Long announced Sunday at New Birth Missionary Baptist Church that he needed a break from preaching to focus on his family. The hiatus leaves New Birth, which once boasted 25,000 members, at a crossroads, its reputation battered and membership dwindling. Their pasts inextricably linked for nearly a generation, both Long and his church face an uncertain future.

“A church is bigger than its pastor,” said Goldie Taylor, who has attended New Birth in the past. “For too long, the New Birth family has acted as if it is smaller than its pastor. Its challenge going forward will be its ability to flip that and become a church without walls again.”

For many members, Long has been the only pastor they have ever known. He became senior pastor in 1987, taking the helm of a flock of only a few hundred members.

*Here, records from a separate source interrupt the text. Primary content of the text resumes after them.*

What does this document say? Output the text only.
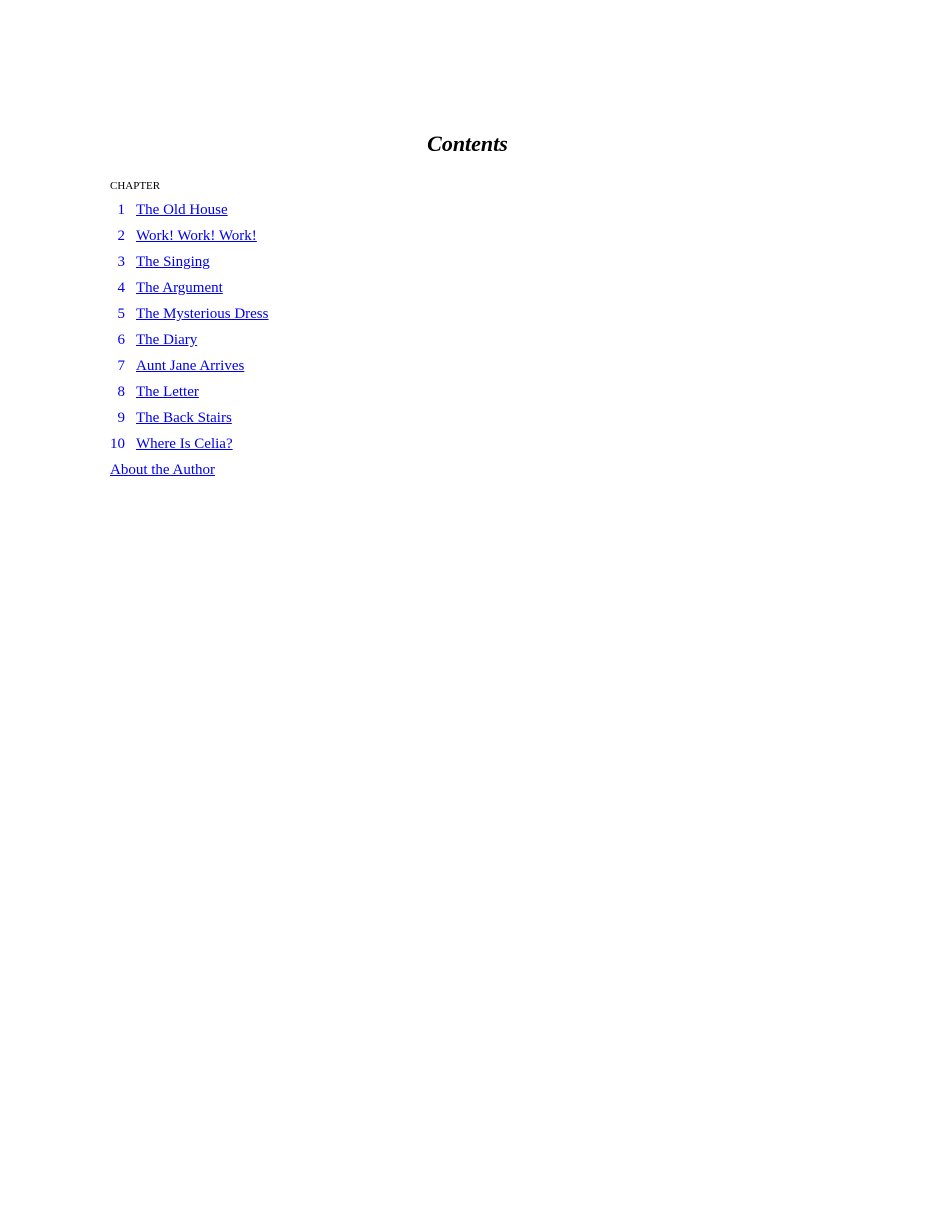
Contents
CHAPTER
1 The Old House
2 Work! Work! Work!
3 The Singing
4 The Argument
5 The Mysterious Dress
6 The Diary
7 Aunt Jane Arrives
8 The Letter
9 The Back Stairs
10 Where Is Celia?
About the Author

Not long after he arrived, the former Ford salesman and Honeywell executive dismissed New Birth’s board of directors and took unilateral control of the church, ensuring that he would be the one to determine the date of his departure.

New Birth grew quickly under its charismatic, dynamic young leader, swelling to 8,000 members in five years. A decade later New Birth boasted 18,000 members and the church paid cash for the land and sprawling property it currently occupies in DeKalb County — including a 10,000-seat sanctuary. In addition to its Lithonia, Ga., headquarters, the church has satellites in several cities including Miami, Charlotte and Denver and television and international ministries.

Many who joined the church under Long’s tenure were attracted to the prosperity gospel that he preached and practiced. It was a message that mirrored an emerging black middle class in and around Atlanta. Unlike the traditional Southern Baptist preacher, Long owned a $350,000 Bentley and private jet, lived in a $1.4 million house with six bedrooms and nine bathrooms, adorned himself with diamond jewelry and read his sermons on an iPad.